Soon after, Čudina bought more land and planted 240 olive trees, includ­ing Oblica, Levantinka, Plavica, Pendolino, Leccino and Frantoio. In the future, I plan to plant another 500 olive trees,” he said.

The NYIOOC judges said Čudina’s Olea Viola brand, a medium blend, fea­tures pro­nounced fruiti­ness, medium spici­ness and mild bit­ter­ness.

Pakoštane’s win­ning pro­duc­ers decided to cel­e­brate their suc­cess with the local com­mu­nity, orga­niz­ing an event at the local Karaba Winery.

Among the guests were Milivoj Kurtov, Pakoštane’s mayor; Ivica Vlatković, pres­i­dent Association of Olive Growers of Zadar County; Benito Pucar, pres­i­dent of Olive Days, a local olive oil com­pe­ti­tion; Danijela Vulin, Pakošatane’s tourist board direc­tor; and about 30 other well-known olive grow­ers from the region.


Festivities with homemade spiza, wine, olive oil

In his wel­com­ing speech, Vulin praised Croatian pro­duc­ers, who earned 105 awards from 128 entries, the third-high­est total of awards for any coun­try.

We nar­rowly missed sec­ond place at the very end of the com­pe­ti­tion,” he added. Producers from Italy won 174 awards from 224 entries, while Spanish pro­duc­ers earned 106 hon­ors from 135 entries.

Officially, with 105 awards won, we are the third in the world, but in terms of the per­cent­age of suc­cess with regard to the num­ber of sam­ples, we are the first,” Vlatković said.

However, he lamented that the suc­cess of local olive oil pro­duc­ers in Dalmatia is not rec­og­nized by tourist boards, county author­i­ties or rel­e­vant agri­cul­tural min­istry depart­ments” as it has been in Istria.

It’s time for the tourists who visit us to finally find out that our olive oil is the best prod­uct they can take home with them,” Vulin said.

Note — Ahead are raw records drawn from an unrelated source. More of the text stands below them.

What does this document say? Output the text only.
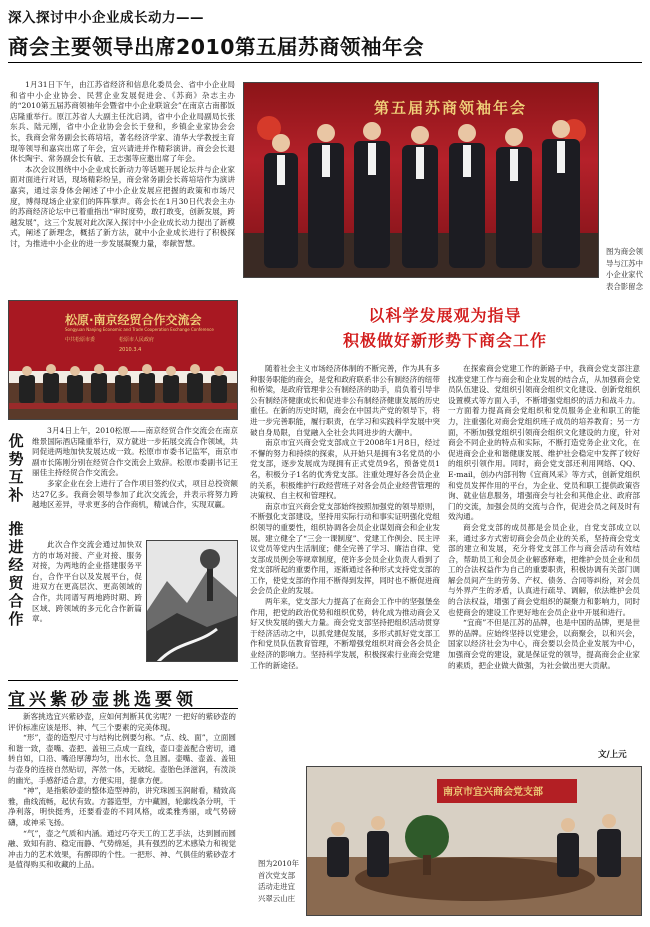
深入探讨中小企业成长动力——
商会主要领导出席2010第五届苏商领袖年会

1月31日下午，由江苏省经济和信息化委员会、省中小企业局和省中小企业协会、民营企业发展促进会、《苏商》杂志主办的“2010第五届苏商领袖年会暨省中小企业联谊会”在南京古南都饭店隆重举行。原江苏省人大副主任沈启鸿，省中小企业局副局长张东兵、陆元刚，省中小企业协会会长于登和，乡镇企业家协会会长，我商会常务副会长蒋培培，著名经济学家、清华大学教授主育琨等领导和嘉宾出席了年会，宜兴请进并作精彩演讲。商会会长退休长陶宇、常务副会长有敏、王志强等应邀出席了年会。

本次会议围绕中小企业成长新动力等话题开展论坛并与企业家面对面进行对话，现场精彩纷呈，商会常务副会长蒋培培作为演讲嘉宾，通过亲身体会阐述了中小企业发展应把握的政策和市场尺度，博得现场企业家们的阵阵掌声。蒋会长在1月30日代表会主办的苏商经济论坛中已着重指出“审时度势，敢打敢变，创新发展，跨越发展”，这三个发展对此次深入探讨中小企业成长动力提出了新模式，阐述了新理念，概括了新方法，就中小企业成长进行了积极探讨，为推进中小企业的进一步发展凝聚力量，奉献智慧。

第五届苏商领袖年会
图为商会领导与江苏中小企业家代表合影留念
松原·南京经贸合作交流会
Songyuan Nanjing Economic and Trade Cooperation Exchange Conference
中共松原市委	松原市人民政府
2010.3.4
优势互补
推进经贸合作

3月4日上午，2010松原——南京经贸合作交流会在南京维景国际酒店隆重举行，双方就进一步拓展交流合作领域，共同促进两地加快发展达成一致。松原市市委书记监军，南京市副市长陈刚分别在经贸合作交流会上致辞。松原市委副书记王丽佳主持经贸合作交流会。

多家企业在会上进行了合作项目签约仪式，项目总投资额达27亿多。我商会领导参加了此次交流会，并表示将努力跨越地区差异，寻求更多的合作商机，精诚合作，实现双赢。

此次合作交流会通过加快双方的市场对接、产业对接、服务对接，为两地的企业搭建服务平台，合作平台以及发展平台，促进双方在更高层次、更高领域的合作，共同谱写两地跨时期、跨区域、跨领域的多元化合作新篇章。

宜兴紫砂壶挑选要领

新客挑选宜兴紫砂壶，应如何判断其优劣呢？一把好的紫砂壶的评价标准应该是形、神、气三个要素的完美体现。

“形”，壶的造型尺寸与结构比例要匀称。“点、线、面”，立面圆和谐一致，壶嘴、壶把、盖钮三点成一直线，壶口壶盖配合密切，通转自如，口沿、嘴沿厚薄均匀，出水长、急且圆。壶嘴、壶盖、盖钮与壶身的连接自然贴切，浑然一体，无破绽。壶胎色泽滋润，有泼淡的幽光，手感舒适合意，方便实用，提拿方便。

“神”，是指紫砂壶的整体造型神韵，讲究珠圆玉润耐看，精致高雅，曲线流畅，起伏有致。方器造型，方中藏圆，轮廓线条分明，干净利落，明快挺秀，还要看壶的不同风格，或柔雅秀丽，或气势磅礴，或神采飞扬。

“气”，壶之气质和内涵。通过巧夺天工的工艺手法，达到圆而圆融、致知有韵、稳定而静、气势绵延，具有强烈的艺术感染力和视觉冲击力的艺术效果，有醉即的个性。一把形、神、气俱佳的紫砂壶才是值得购买和收藏的上品。

以科学发展观为指导
积极做好新形势下商会工作

随着社会主义市场经济体制的不断完善，作为具有多种服务职能的商会，是党和政府联系非公有制经济的纽带和桥梁，是政府管理非公有制经济的助手，肩负着引导非公有制经济健康成长和促进非公有制经济健康发展的历史重任。在新的历史时期，商会在中国共产党的领导下，将进一步完善职能，履行职责，在学习和实践科学发展中突破自身局限，自觉融入全社会共同进步的大潮中。

南京市宜兴商会党支部成立于2008年1月8日，经过不懈的努力和持续的探索，从开始只是拥有3名党员的小党支部，逐步发展成为现拥有正式党员9名，预备党员1名，积极分子1名的优秀党支部。注重处理好各会员企业的关系，积极维护行政经营班子对各会员企业经营管理的决策权、自主权和管理权。

南京市宜兴商会党支部始终按照加强党的领导原则，不断强化支部建设，坚持用实际行动和事实证明强化党组织领导的重要性，组织协调各会员企业谋划商会和企业发展。建立健全了“三会一课制度”、党建工作例会、民主评议党员等党内生活制度；健全完善了学习、廉洁自律、党支部成员例会等规章制度，使许多会员企业负责人看到了党支部所起的重要作用，逐渐通过各种形式支持党支部的工作，使党支部的作用不断得到发挥，同时也不断促进商会会员企业的发展。

两年来，党支部大力提高了在商会工作中的坚强堡垒作用，把党的政治优势和组织优势，转化成为推动商会又好又快发展的强大力量。商会党支部坚持把组织活动贯穿于经济活动之中，以抓党建促发展，多形式抓好党支部工作和党员队伍教育管理，不断增强党组织对商会各会员企业经济的影响力。坚持科学发展，积极探索行业商会党建工作的新途径。

在探索商会党建工作的新路子中，我商会党支部注意找准党建工作与商会和企业发展的结合点，从加强商会党员队伍建设、党组织引领商会组织文化建设、创新党组织设置模式等方面入手，不断增强党组织的活力和战斗力。一方面着力提高商会党组织和党员服务企业和职工的能力，注重强化对商会党组织班子成员的培养教育；另一方面，不断加强党组织引领商会组织文化建设的力度，针对商会不同企业的特点和实际，不断打造党务企业文化，在促进商会企业和谐健康发展、维护社会稳定中发挥了较好的组织引领作用。同时，商会党支部还利用网络、QQ、E-mail，创办内部刊物《宜商风采》等方式，创新党组织和党员发挥作用的平台，为企业、党员和职工提供政策咨询、就业信息服务，增强商会与社会和其他企业、政府部门的交流，加强会员的交流与合作，促进会员之间及时有效沟通。

商会党支部的成员都是会员企业，自党支部成立以来，通过多方式密切商会会员企业的关系，坚持商会党支部的建立和发展，充分将党支部工作与商会活动有效结合，帮助员工和会员企业解惑释难，把维护会员企业和员工的合法权益作为自己的重要职责，积极协调有关部门调解会员间产生的劳务、产权、债务、合同等纠纷，对会员与外界产生的矛盾，认真进行疏导、调解，依法维护会员的合法权益，增强了商会党组织的凝聚力和影响力，同时也使商会的建设工作更好地在会员企业中开展和进行。

“宜商”不但是江苏的品牌，也是中国的品牌，更是世界的品牌。应始终坚持以党建会，以商聚会，以和兴会，国家以经济社会为中心，商会要以会员企业发展为中心，加强商会党的建设，就是保证党的领导，提高商会企业家的素质，把企业做大做强，为社会做出更大贡献。

文/上元
南京市宜兴商会党支部
图为2010年首次党支部活动走进宜兴翠云山庄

Pakoštane receives about 1 mil­lion overnight stays annu­ally, with another 12 mil­lion in nearby Zadar.

Vulin said if every tourist bought one liter of extra vir­gin olive oil, pro­duc­ers would sell 900,000 liters.

Producers at the event added that sup­port for olive groves is also miss­ing from the local gov­ern­ments, except for Pakoštane.

Vulin cited the mayor’s six-year-old effort to edu­cate local olive grow­ers about eval­u­at­ing olive oil qual­ity and milling best prac­tices as why they con­sider Pakoštane the excep­tion.

Respecting tra­di­tion, we encour­age new knowl­edge,” said Kurtov, the mayor. The goal is to edu­cate olive grow­ers to restore old trees and con­tinue to plant new olive groves and improve qual­ity year after year.”

After more than a half-decade, the results are show­ing. There are more than 150,000 olive trees in Pakoštane munic­i­pal­ity. Of the 1,700 fam­i­lies in the area, almost all have olive trees.

I am espe­cially happy that more and more young peo­ple are choos­ing to grow olives,” Kurtov said.

Along with Vulin, Lalin and Čudina, five or six other grow­ers in Pakoštane said they want to enter the 2024 NYIOOC.